What are the different types of Gastric Polyps?

  • Hyperplastic Polyps

    : The inflammation in the stomach lining as in inflammatory bowel disease or gastritis is a classic background of hyperplastic polyps. Most of them are unlikely to become cancerous. However, the ones larger in size (more than 2 cms in diameter) can be cancerous. It has been associated with the presence of the bacteria Helicobacter pylori causing chronic gastritis.

  • Fundic Gland Polyps

    : These form from the glandular cells called fundus in the inner lining of the stomach. This condition is often found in people with a family history of the syndrome, namely, Familial Adenomatous Polyposis. It can also occur randomly in individuals without any history of FAP. In people with FAP, there are chances that the polyps will develop into stomach cancer. Prolonged use of proton pump inhibitors (drugs which block gastric acids) are also associated with fundic gland polyps.

  • Inflammatory Polyps

    : These occur at the junction of the stomach and small intestine or may occur at the site of a previous surgery. These polyps occur because of the bacteria Helicobacter Pylori.

  • Adenomas

    : This is the type that develops into malignancy. They form from the glandular cells in the inside lining of the stomach. Abnormal mutations in the cells of the polyps in the stomach wall makes them cancerous. Adenomas can be present along with stomach inflammation and FAP.

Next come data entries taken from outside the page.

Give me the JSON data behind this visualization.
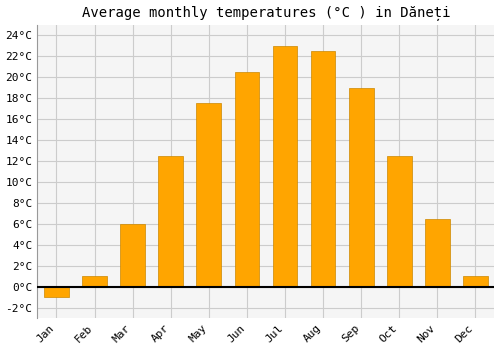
{
  "title": "Average monthly temperatures (°C ) in Dăneți",
  "months": [
    "Jan",
    "Feb",
    "Mar",
    "Apr",
    "May",
    "Jun",
    "Jul",
    "Aug",
    "Sep",
    "Oct",
    "Nov",
    "Dec"
  ],
  "values": [
    -1.0,
    1.0,
    6.0,
    12.5,
    17.5,
    20.5,
    23.0,
    22.5,
    19.0,
    12.5,
    6.5,
    1.0
  ],
  "bar_color": "#FFA500",
  "bar_edge_color": "#CC8800",
  "bar_light_color": "#FFCC55",
  "ylim": [
    -3,
    25
  ],
  "yticks": [
    -2,
    0,
    2,
    4,
    6,
    8,
    10,
    12,
    14,
    16,
    18,
    20,
    22,
    24
  ],
  "ytick_labels": [
    "-2°C",
    "0°C",
    "2°C",
    "4°C",
    "6°C",
    "8°C",
    "10°C",
    "12°C",
    "14°C",
    "16°C",
    "18°C",
    "20°C",
    "22°C",
    "24°C"
  ],
  "background_color": "#ffffff",
  "plot_background": "#f5f5f5",
  "grid_color": "#cccccc",
  "title_fontsize": 10,
  "tick_fontsize": 8,
  "figsize": [
    5.0,
    3.5
  ],
  "dpi": 100
}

What increases the risks of gastric polyps?

  • Increasing age

    : Age increases the susceptibility to develop gastric polyps.

  • Infection

    : Bacterial infection of the intestine especially with strains of the bacteria helicobacter pylori may lead to the development of polyps and adenomas.

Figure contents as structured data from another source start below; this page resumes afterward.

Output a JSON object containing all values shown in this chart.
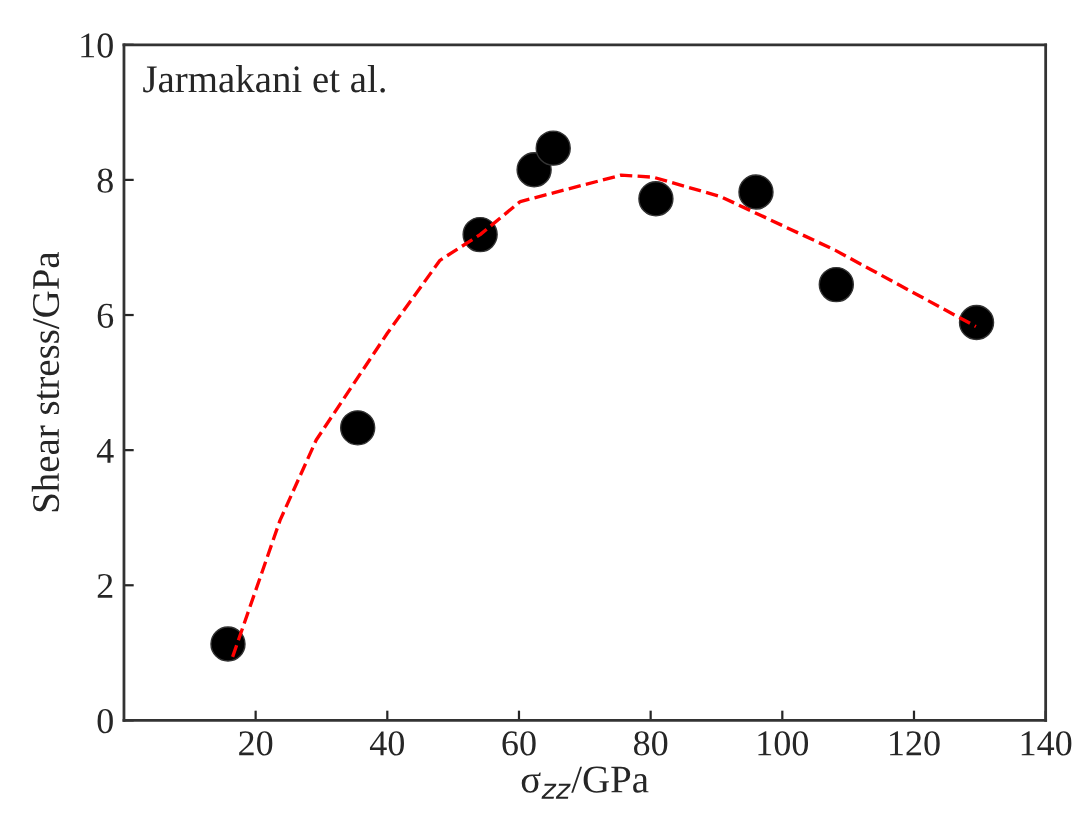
{
  "chart_data": {
    "type": "scatter",
    "xlabel": "σ$_{zz}$/GPa",
    "ylabel": "Shear stress/GPa",
    "annotations": [
      "Jarmakani et al."
    ],
    "series": [
      {
        "color": "#000000",
        "marker": "circle",
        "x": [
          15.8,
          35.5,
          54.1,
          62.3,
          65.2,
          80.8,
          96.0,
          108.2,
          129.5
        ],
        "values": [
          1.13,
          4.33,
          7.19,
          8.15,
          8.47,
          7.72,
          7.82,
          6.45,
          5.89
        ]
      },
      {
        "type": "line",
        "color": "#ff0000",
        "line_style": "dashed",
        "x": [
          16.5,
          23.7,
          29.2,
          40.0,
          48.0,
          54.1,
          60.2,
          75.5,
          80.4,
          90.7,
          108.0,
          129.4
        ],
        "values": [
          0.94,
          2.96,
          4.15,
          5.73,
          6.81,
          7.19,
          7.68,
          8.07,
          8.04,
          7.75,
          6.96,
          5.83
        ]
      }
    ],
    "xlim": [
      0,
      140
    ],
    "xticks": [
      20,
      40,
      60,
      80,
      100,
      120,
      140
    ],
    "ylim": [
      0,
      10
    ],
    "yticks": [
      0,
      2,
      4,
      6,
      8,
      10
    ],
    "grid": false,
    "legend": false
  }
}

  • Prolonged use of medications

    : Prolonged use of Proton Pump Inhibitors which work on the parietal cells of the stomach lining inhibiting the production of gastric acids can cause the formation of polyps.

  • Inherited Condition

    : Familial Adenomatous Polyposis is an inherited condition and can predispose one to the said condition.

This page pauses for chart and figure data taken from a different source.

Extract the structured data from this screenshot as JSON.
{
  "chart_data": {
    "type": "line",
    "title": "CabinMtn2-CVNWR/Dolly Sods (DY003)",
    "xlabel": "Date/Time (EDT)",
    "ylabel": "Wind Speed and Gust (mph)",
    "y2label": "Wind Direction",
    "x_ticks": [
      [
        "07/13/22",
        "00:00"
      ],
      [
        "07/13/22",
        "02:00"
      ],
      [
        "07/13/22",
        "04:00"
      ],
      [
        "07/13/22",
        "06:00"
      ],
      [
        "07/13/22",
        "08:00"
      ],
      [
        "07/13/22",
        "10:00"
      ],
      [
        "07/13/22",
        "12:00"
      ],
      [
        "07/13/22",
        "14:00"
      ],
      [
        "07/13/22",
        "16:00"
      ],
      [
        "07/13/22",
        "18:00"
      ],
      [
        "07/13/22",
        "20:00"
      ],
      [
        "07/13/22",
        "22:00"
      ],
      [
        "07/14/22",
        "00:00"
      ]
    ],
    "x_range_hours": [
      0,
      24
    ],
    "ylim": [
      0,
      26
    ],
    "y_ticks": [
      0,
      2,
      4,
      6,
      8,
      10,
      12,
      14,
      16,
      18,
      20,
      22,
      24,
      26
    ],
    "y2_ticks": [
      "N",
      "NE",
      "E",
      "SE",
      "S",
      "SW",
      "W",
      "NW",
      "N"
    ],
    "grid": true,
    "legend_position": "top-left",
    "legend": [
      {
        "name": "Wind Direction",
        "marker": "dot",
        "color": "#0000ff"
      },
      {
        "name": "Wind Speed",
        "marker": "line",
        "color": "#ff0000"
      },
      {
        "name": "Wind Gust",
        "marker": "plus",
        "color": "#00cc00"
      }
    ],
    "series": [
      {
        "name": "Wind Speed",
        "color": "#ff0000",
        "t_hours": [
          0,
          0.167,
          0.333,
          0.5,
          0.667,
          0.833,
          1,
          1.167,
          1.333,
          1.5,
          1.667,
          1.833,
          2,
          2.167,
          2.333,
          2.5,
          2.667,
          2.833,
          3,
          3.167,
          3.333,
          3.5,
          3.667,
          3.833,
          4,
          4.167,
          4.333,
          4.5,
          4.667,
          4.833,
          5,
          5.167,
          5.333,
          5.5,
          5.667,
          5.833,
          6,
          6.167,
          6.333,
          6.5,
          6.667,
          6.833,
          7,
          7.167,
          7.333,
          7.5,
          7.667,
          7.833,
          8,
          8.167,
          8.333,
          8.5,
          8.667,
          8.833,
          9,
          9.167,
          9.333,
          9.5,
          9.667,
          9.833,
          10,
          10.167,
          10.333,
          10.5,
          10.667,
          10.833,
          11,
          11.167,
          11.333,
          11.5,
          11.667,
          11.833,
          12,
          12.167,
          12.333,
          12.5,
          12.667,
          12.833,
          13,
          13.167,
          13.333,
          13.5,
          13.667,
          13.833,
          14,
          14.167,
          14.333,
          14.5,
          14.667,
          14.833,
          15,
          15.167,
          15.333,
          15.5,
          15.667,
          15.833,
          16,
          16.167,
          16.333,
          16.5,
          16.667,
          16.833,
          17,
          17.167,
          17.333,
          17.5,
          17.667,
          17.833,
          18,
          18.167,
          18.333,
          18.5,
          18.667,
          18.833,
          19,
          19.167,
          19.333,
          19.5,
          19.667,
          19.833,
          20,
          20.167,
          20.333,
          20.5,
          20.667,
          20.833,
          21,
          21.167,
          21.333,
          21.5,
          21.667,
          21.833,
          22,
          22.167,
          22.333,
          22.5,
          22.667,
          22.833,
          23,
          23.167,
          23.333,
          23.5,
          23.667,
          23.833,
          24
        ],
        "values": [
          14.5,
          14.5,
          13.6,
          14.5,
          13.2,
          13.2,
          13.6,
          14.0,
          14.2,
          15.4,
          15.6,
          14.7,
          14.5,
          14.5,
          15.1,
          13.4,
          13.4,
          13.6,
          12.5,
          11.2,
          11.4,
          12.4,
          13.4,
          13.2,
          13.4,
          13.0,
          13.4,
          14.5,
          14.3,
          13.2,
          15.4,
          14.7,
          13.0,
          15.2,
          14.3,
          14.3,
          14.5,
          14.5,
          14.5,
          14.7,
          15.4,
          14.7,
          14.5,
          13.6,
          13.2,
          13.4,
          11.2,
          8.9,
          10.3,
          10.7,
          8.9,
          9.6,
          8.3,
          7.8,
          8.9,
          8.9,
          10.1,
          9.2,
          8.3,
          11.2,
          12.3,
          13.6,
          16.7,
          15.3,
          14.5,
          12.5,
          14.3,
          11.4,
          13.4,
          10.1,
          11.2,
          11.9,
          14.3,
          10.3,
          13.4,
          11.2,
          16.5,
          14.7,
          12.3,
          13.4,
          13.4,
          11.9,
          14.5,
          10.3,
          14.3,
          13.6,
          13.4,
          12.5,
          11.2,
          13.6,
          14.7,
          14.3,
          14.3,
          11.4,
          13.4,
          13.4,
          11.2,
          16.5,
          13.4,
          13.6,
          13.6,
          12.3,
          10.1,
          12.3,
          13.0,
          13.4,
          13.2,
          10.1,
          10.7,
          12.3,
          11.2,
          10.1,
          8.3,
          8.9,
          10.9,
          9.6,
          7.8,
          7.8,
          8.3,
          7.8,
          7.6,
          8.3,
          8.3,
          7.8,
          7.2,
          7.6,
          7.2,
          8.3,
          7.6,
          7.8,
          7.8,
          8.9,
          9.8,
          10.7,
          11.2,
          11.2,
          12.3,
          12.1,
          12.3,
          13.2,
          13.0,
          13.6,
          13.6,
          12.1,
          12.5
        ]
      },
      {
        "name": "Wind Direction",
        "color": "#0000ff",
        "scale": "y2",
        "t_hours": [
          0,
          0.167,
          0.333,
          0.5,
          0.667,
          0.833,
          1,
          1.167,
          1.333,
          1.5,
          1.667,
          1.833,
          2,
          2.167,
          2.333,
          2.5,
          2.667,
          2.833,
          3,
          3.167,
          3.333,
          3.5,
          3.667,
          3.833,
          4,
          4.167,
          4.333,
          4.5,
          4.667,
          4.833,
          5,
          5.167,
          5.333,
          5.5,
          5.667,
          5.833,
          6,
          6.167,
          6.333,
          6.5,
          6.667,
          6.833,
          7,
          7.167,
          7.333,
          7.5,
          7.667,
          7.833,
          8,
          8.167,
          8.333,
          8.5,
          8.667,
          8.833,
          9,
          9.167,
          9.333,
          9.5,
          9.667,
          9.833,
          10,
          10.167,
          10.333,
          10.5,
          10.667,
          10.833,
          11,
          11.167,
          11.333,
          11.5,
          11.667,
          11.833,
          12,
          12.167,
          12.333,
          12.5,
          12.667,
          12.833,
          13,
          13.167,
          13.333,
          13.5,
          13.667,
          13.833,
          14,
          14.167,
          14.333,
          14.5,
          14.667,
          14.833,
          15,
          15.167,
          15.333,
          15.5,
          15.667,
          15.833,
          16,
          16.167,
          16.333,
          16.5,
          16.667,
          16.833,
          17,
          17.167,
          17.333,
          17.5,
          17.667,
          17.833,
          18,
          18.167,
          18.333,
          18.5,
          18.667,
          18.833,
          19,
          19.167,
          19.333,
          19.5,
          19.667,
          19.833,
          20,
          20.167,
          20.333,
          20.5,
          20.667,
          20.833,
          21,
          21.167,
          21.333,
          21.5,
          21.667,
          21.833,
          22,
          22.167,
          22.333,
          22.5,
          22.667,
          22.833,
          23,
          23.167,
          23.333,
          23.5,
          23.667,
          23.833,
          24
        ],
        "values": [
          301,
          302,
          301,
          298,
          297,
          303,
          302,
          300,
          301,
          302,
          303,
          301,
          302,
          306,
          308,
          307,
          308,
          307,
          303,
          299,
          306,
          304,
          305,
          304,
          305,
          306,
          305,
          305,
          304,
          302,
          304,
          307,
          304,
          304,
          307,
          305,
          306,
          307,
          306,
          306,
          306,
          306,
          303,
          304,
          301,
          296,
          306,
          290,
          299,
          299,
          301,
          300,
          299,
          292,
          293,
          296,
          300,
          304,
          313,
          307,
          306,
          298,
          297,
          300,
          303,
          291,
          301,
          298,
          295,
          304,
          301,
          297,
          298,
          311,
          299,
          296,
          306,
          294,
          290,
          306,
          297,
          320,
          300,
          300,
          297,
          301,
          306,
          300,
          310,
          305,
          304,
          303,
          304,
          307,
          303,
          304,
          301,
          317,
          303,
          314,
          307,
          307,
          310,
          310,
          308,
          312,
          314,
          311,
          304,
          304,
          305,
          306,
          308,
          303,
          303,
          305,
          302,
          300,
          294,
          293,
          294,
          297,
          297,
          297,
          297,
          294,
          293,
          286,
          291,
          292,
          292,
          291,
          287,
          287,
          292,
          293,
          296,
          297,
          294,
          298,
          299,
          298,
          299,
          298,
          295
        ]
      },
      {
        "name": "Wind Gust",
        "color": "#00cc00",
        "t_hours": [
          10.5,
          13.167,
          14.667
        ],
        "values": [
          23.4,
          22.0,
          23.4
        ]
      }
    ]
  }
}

Treatment of Stomach Polyps

  • Gastrointestinal bacterial infection (H. Pylori) causing polyps needs to be addressed with antibiotics. The antibiotics will ensure that the underlying cause of the polyp is taken care of and dealt with.
  • Stopping the use of proton pump inhibitors is absolutely essential to treat polyps. Alternately, H2 blockers or histamine blockers can be tried to manage excess gastric acid secretion.
  • A surgical treatment may be required to draw tissue from the polyp and conduct a biopsy. The biopsy results can only say whether a polyp is benign or malignant.
  • Polypectomy is the procedure which is conducted to remove polyps. Larger polyps which have a chance of becoming malignant are generally pinched out with the help of an endoscope. Abnormal tissue development or dysplasia in the polyps make them an ideal candidate for removal. About 20% of the polyps removed will show signs of dysplasia.
  • Individuals with Familial Adenomatous Polyposis and having gastric polyps are advised to go for regular cancer screening. Family members of the patient with FAP should ideally be checked for signs of this inherited condition.